Data Collection—For many non-relational systems, there is an additional challenge associated with non-relational software: how to actually capture the provenance. The noWorkflow [20] system automatically collects information about Python programs at code-definition time as well as runtime. Vamsa [21] uses static analysis of Python programs to derive provenance for machine learning models. Chapman, et al. [6] aim to capture provenance for data preprocessing code; they introduce a set of operators that closely resemble common preprepocessing patterns, then annotate Python code with their standard operators. Scientific workflow systems [10, 14, 18, 31] ask users to manually annotate code for provenance collection. Dagger asks users to annotate data at certain interfaces between code blocks [25]. Other systems [11, 19] collect provenance via automatic automatic instrumentation of a process’ interaction with the computational environment; this is perhaps the most similar approach in previous work to what DBOS does today.

All of these systems struggle to obtain provenance data that is relevant and complete without huge human effort. Unlike relational databases with their fixed set of operators, general-purpose programs have neither a fixed set of operations, nor an obvious best place for instrumenting those operations. In work to date, either the programmer must manually annotate existing code to capture provenance information, at great human effort; or the system must try to automatically instrument unmodified code, and thereby potentially capture confusing “operations” at an inappropriate level of granularity.

By moving many operations into a relational model, DBOS has some data capture advantages over previous work. Many OS operations—such as file create, or network transmissions, or process launches—can be observed as a standard relational INSERT. In many cases, the semantics of these operations are broadly understood and can support a range of likely downstream queries.

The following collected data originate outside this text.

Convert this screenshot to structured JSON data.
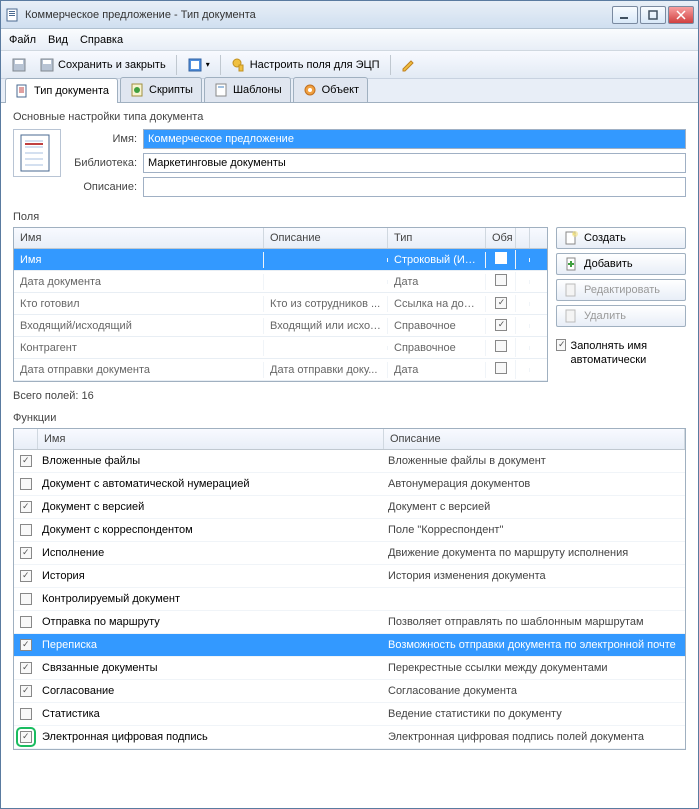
{
  "window": {
    "title": "Коммерческое предложение - Тип документа"
  },
  "menu": {
    "file": "Файл",
    "view": "Вид",
    "help": "Справка"
  },
  "toolbar": {
    "save_close": "Сохранить и закрыть",
    "configure_eds": "Настроить поля для ЭЦП"
  },
  "tabs": [
    {
      "label": "Тип документа"
    },
    {
      "label": "Скрипты"
    },
    {
      "label": "Шаблоны"
    },
    {
      "label": "Объект"
    }
  ],
  "section": "Основные настройки типа документа",
  "form": {
    "name_label": "Имя:",
    "name_value": "Коммерческое предложение",
    "library_label": "Библиотека:",
    "library_value": "Маркетинговые документы",
    "desc_label": "Описание:",
    "desc_value": ""
  },
  "fields_label": "Поля",
  "fields_head": {
    "name": "Имя",
    "desc": "Описание",
    "type": "Тип",
    "req": "Обя"
  },
  "fields": [
    {
      "name": "Имя",
      "desc": "",
      "type": "Строковый (Инд...",
      "req": false,
      "selected": true
    },
    {
      "name": "Дата документа",
      "desc": "",
      "type": "Дата",
      "req": false
    },
    {
      "name": "Кто готовил",
      "desc": "Кто из сотрудников ...",
      "type": "Ссылка на доку...",
      "req": true
    },
    {
      "name": "Входящий/исходящий",
      "desc": "Входящий или исход...",
      "type": "Справочное",
      "req": true
    },
    {
      "name": "Контрагент",
      "desc": "",
      "type": "Справочное",
      "req": false
    },
    {
      "name": "Дата отправки документа",
      "desc": "Дата отправки доку...",
      "type": "Дата",
      "req": false
    }
  ],
  "side": {
    "create": "Создать",
    "add": "Добавить",
    "edit": "Редактировать",
    "delete": "Удалить",
    "autofill": "Заполнять имя автоматически"
  },
  "total": "Всего полей: 16",
  "funcs_label": "Функции",
  "funcs_head": {
    "name": "Имя",
    "desc": "Описание"
  },
  "funcs": [
    {
      "on": true,
      "name": "Вложенные файлы",
      "desc": "Вложенные файлы в документ"
    },
    {
      "on": false,
      "name": "Документ с автоматической нумерацией",
      "desc": "Автонумерация документов"
    },
    {
      "on": true,
      "name": "Документ с версией",
      "desc": "Документ с версией"
    },
    {
      "on": false,
      "name": "Документ с корреспондентом",
      "desc": "Поле \"Корреспондент\""
    },
    {
      "on": true,
      "name": "Исполнение",
      "desc": "Движение документа по маршруту исполнения"
    },
    {
      "on": true,
      "name": "История",
      "desc": "История изменения документа"
    },
    {
      "on": false,
      "name": "Контролируемый документ",
      "desc": ""
    },
    {
      "on": false,
      "name": "Отправка по маршруту",
      "desc": "Позволяет отправлять по шаблонным маршрутам"
    },
    {
      "on": true,
      "name": "Переписка",
      "desc": "Возможность отправки документа по электронной почте",
      "selected": true
    },
    {
      "on": true,
      "name": "Связанные документы",
      "desc": "Перекрестные ссылки между документами"
    },
    {
      "on": true,
      "name": "Согласование",
      "desc": "Согласование документа"
    },
    {
      "on": false,
      "name": "Статистика",
      "desc": "Ведение статистики по документу"
    },
    {
      "on": true,
      "name": "Электронная цифровая подпись",
      "desc": "Электронная цифровая подпись полей документа",
      "highlight": true
    }
  ]
}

However, there is nothing that requires a DBOS-visible operation to make sense to a future provenance query-writer; consider that a user launching a single program from a shell will appear to be a new entry in a process table, as will just one of the many independent processes that together allow a modern web browser to operate. As a result, even though DBOS operates via the relational model, some aspects of DBOS data capture closely resemble the challenges usually associated with general-purpose program provenance.

Practical Systems—There are many issues that arise when building practical provenance systems, especially when the volume of provenance data grows very large. Zheng and Ives examine how to build a provenance system that is efficient and tamper-proof enough for long term archival use [33]. The Smoke system [23] is an in-memory database explicitly designed for efficient provenance capture and querying, employing specialized optimizations when provenance queries are known in advance, which is likely in many use cases. As provenance is especially useful in data science use cases, the NBSafety [16] system is tailored for preserving provenance in notebook-style settings where cell dependencies are easy to lose track of.

9 Conclusions

In this paper we have presented a provenance system built into the DBOS operating system. This automatically captures a lot of provenance events without manual intervention by a user. We have show that the run-time overhead of the system is modest and query performance on the provenance database is reasonable. The polystore implications of our approach were also discussed. Our plan going forward is to build a complete end-to-end DBOS implementation.